If $G$ is a finite cyclic group with order $n$, then $G\cong \mathbb{Z}_{n}.$

Theorem 2

Let $n$ be a positive integer which has prime decomposition $n=p_{1}^{i_{1}}p_{2}^{i_{2}}\cdots p_{k}^{i_{k}}$, where $p_{1}<p_{2}<\ldots < p_{k}.$ Then $$\mathbb{Z}_{n}\cong\mathbb{Z}_{p_{1}^{i_{1}}}\times\mathbb{Z}_{p_{2}^{i_{2}}}\times\cdots\times\mathbb{Z}_{p_{k}^{i_{k}}}.$$

Exercise Proof Sketch

According to Theorem 1, it suffices to prove the exercise using $\mathbb{Z}_{m}$ and $\mathbb{Z}_{n}.$ Let $m$ and $n$ have the following prime decompositions: $m = p_{1}^{i_{1}}\cdots p_{k}^{i_{k}}$ and $n = q_{1}^{j_{1}}\cdots q_{s}^{j_{s}}.$

Case 1: $m$ and $n$ are relatively prime.

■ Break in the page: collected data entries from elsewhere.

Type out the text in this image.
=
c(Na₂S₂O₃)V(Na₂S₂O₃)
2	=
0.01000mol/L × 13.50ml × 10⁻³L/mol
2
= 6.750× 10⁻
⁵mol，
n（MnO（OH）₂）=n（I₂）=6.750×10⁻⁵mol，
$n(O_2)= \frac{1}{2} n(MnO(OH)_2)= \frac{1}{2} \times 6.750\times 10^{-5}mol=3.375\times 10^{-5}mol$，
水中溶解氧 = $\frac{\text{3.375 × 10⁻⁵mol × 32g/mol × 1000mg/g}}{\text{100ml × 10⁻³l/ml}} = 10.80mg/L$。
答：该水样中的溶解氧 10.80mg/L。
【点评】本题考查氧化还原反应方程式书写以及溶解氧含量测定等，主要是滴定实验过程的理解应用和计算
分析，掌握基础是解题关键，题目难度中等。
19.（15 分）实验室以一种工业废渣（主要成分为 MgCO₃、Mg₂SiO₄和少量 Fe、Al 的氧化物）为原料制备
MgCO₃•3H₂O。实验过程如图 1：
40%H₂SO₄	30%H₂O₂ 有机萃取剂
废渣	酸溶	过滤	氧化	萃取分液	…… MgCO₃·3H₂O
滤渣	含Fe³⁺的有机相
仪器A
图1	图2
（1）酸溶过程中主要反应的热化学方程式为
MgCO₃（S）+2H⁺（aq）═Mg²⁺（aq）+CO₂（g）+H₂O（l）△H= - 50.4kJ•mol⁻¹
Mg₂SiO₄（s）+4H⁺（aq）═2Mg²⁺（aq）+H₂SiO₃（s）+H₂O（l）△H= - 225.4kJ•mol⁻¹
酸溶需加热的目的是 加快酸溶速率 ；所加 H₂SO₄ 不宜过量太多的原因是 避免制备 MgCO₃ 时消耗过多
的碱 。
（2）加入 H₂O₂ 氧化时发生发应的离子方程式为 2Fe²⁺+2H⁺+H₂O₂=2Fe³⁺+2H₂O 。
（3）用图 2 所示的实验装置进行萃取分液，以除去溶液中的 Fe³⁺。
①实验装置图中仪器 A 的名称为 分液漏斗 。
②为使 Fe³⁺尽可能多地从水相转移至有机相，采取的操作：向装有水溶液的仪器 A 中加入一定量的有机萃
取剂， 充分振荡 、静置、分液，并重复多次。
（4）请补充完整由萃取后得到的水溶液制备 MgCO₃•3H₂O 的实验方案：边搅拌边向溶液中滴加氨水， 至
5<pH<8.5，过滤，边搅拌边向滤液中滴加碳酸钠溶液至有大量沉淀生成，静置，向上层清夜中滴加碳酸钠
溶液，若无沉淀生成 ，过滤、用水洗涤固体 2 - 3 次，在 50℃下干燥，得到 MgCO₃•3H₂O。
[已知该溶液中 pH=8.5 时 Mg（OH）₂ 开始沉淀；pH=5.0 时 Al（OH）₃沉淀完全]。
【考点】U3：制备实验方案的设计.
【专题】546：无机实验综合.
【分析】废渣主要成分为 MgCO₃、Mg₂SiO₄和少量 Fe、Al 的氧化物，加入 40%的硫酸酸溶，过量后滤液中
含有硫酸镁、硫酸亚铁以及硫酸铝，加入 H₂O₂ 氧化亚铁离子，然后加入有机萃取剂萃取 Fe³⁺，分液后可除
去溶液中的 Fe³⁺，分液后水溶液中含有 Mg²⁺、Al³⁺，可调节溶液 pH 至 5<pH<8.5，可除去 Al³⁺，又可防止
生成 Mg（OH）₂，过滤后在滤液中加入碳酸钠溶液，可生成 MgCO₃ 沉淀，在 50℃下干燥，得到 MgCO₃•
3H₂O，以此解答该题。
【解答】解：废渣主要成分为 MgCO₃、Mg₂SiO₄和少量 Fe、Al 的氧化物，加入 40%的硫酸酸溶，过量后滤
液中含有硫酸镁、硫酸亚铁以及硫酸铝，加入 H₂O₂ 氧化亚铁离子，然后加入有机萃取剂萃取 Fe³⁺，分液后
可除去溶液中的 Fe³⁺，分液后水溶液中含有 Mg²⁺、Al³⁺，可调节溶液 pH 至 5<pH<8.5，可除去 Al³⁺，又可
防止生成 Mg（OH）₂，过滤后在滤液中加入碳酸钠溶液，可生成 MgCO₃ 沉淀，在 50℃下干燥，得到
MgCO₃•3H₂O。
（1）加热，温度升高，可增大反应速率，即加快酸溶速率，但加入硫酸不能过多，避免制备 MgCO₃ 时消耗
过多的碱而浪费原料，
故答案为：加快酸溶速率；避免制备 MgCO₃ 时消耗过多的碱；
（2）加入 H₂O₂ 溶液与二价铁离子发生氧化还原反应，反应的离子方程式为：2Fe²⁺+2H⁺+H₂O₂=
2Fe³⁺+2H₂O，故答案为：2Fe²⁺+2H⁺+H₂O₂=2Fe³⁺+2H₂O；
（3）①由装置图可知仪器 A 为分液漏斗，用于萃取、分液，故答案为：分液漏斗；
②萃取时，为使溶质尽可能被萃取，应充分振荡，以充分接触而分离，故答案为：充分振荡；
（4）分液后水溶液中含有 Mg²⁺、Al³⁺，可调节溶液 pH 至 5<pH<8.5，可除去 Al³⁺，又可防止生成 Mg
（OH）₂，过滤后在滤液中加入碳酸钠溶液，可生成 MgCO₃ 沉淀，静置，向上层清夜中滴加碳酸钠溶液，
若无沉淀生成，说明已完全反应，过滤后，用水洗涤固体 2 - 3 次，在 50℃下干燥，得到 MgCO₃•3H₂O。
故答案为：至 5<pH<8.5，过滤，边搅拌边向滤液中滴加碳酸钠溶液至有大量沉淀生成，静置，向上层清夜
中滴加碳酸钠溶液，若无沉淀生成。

This is a short exercise using Theorem 2 above that I will let you try first.

Case 2: $m$ and $n$ are not relatively prime.

Since $m$ and $n$ are not relatively prime, they share prime factors in their decompositions. For the sake of concreteness, suppose they share $r$ common primes, where $1\leq r\leq \min\{k,s\}$. Since multiplication is commutative, we may assume without loss of generality that $p_{1} = q_{1},\ldots, p_{2} = q_{2},\ldots,$ and $p_{r} = q_{r}.$

Now, note that gcd$(m,n) = p_{1}^{*_{1}}\cdots p_{r}^{*_{r}},$ where $*_{t} = \min\{i_{t}, j_{t}\}$ for $1\leq t\leq r,$ and lcm$(m,n) = p_{1}^{**_{1}}\cdots p_{r}^{**_{r}}p_{r+1}^{i_{r+1}}\cdots p_{k}^{i_{k}}q_{r+1}^{j_{r+1}}\cdots q_{s}^{j_{s}},$ where $**_{t}=\max\{i_{t},j_{t}\}$ for $1\leq t\leq r.$

According to Theorem 2, it follows that

$$\mathbb{Z}_{m}\times\mathbb{Z}_{n}\cong \underbrace{\mathbb{Z}_{p_{1}^{i_{1}}}\times\cdots\mathbb{Z}_{p_{r}^{i_{r}}}\times\mathbb{Z}_{p_{r+1}^{i_{r+1}}}\times\cdots\times\mathbb{Z}_{p_{k}^{i_{k}}}}_{\mathbb{Z}_{m}}\times\underbrace{\mathbb{Z}_{p_{1}^{j_{1}}}\times\cdots\mathbb{Z}_{p_{r}^{j_{r}}}\times\mathbb{Z}_{q_{r+1}^{j_{r+1}}}\times\cdots\times\mathbb{Z}_{q_{s}^{j_{s}}}}_{\mathbb{Z}_{n}}\qquad (1).$$ From this point we are nearly done. I will leave it to you to try and use the facts about gcd$(m,n)$ and lcm$(m,n)$ above to rewrite equation (1) using the $p^{*}$ and $p^{**}$ terms. Once you have that, you can apply Theorem 2 above once more to obtain the result you want.

Please let me know if you have any further questions after making an honest attempt of your own. Good luck!